Ларисе Петровне не успели ответить — она захлопнула дверь. В коридоре простучали ее энергичные удаляющиеся шаги.
— Ты не сердись на маму, — сказал Виталий Захарович. — Она очень переживает. Никак не может смириться, что детство твое кончилось, что ты уже взрослый.
— Папа! Но что же мне делать? — Отчаяние прозвучало в голосе Кости.
— Жить! Жить, сын! И разве теперь твоя жизнь не стала ярче? Разве тебя не обуревает жажда деятельности?
— Да, это, конечно, так! — Костя был полон удивления. — Как ни странно…
— Это не странно, Костя. Настоящая любовь, пусть неразделенная, — могучая жизненная энергия, двигатель человеческих деяний.
— Папа! Но за что любят?
— На этот вопрос у меня нет ответа. — Виталий Захарович подошел к распахнутому окну, загляделся на небо с одинокой звездой. — Ведь ты мне не поверишь, если я тебе скажу, что Лена — самая обыкновенная, даже заурядная девушка…
— Это неправда, папа! — перебил Костя.
— Я понимаю. Для тебя это неправда. И опровергнуть твое представление о ней не сможет никто. И нет смысла опровергать. Скажу тебе одно… Ты ее любишь?
— Да!
— Значит, надо бороться за нее!
— Но как, папа?
Прошло несколько дней.
Лена и Костя медленно шли по улице мимо мехового ателье.
— Вот хозяйство моей мамочки, — сказала Лена.
— Может, неудобно? — Костя остановился возле витрины. — Обойдемся? Так просто погуляем.
— Да брось ты! — Лена схватила его за руку. — У меня маман — человек. Идем!
По слабо освещенному узкому коридору они подошли к двери, на которой была табличка: «Заведующий». Лена без стука открыла дверь, сказала Косте:
— Проходи!
Они оказались в маленькой комнатке, где был единственный стол, заваленный бумагами, папками, накладными; треть стола занимали большие счеты.
За столом сидела полная моложавая женщина с огромной копной крашеных светлых волос. Крупные крестьянские руки с короткими пальцами украшало несколько золотых колец с камнями.
— Привет, мам! — Лена села на один из стульев у стены. — Садись, Пчелка… Мама! Это Пчелка. Костя Пчелкин. Я тебе говорила.

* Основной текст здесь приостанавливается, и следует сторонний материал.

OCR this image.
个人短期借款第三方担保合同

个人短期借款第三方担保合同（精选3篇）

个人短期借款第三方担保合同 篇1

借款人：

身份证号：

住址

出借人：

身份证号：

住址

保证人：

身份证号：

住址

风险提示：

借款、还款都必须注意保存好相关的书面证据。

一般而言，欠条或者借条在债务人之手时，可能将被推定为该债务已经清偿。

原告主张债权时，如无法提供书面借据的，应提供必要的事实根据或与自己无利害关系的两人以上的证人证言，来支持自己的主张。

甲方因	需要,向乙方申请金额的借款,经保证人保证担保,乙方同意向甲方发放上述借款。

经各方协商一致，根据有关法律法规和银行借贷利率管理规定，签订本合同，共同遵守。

— Здравствуйте, — сказал Костя и сел на стул. Женщина отодвинула счеты, внимательно, изучающее посмотрела на мальчика.
— Знаю, знаю, — сказала она. — Чего тебе, Ленок? Давай быстро. Дел невпроворот.
— Мы в кино собрались, — сказала Лена, — а у Пчелки только рубль.
— Рубль не деньги, — сказала женщина, сняла со спинки стула сумку из желтой кожи, порылась в ней, протянула Лене пятерку. — Держи. — И опять внимательно посмотрела на Костю. — Что, родители на карманные расходы не очень-то?
Костя не успел ответить — зазвонил телефон.
Женщина подняла трубку.
— Слушаю! А, Капочка! Приветик! Да, через два дня прошу на примерку. Так… Нет, красная у меня еще есть. Если немного черной… Ага, спасибо! Что? Можно. Пару баночек. Ага… И колбаски бы сухой. Хорошо. Понятно. Ага… — Она слушала некоторое время, засмеялась. — Понятно! Красиво жить не запретишь.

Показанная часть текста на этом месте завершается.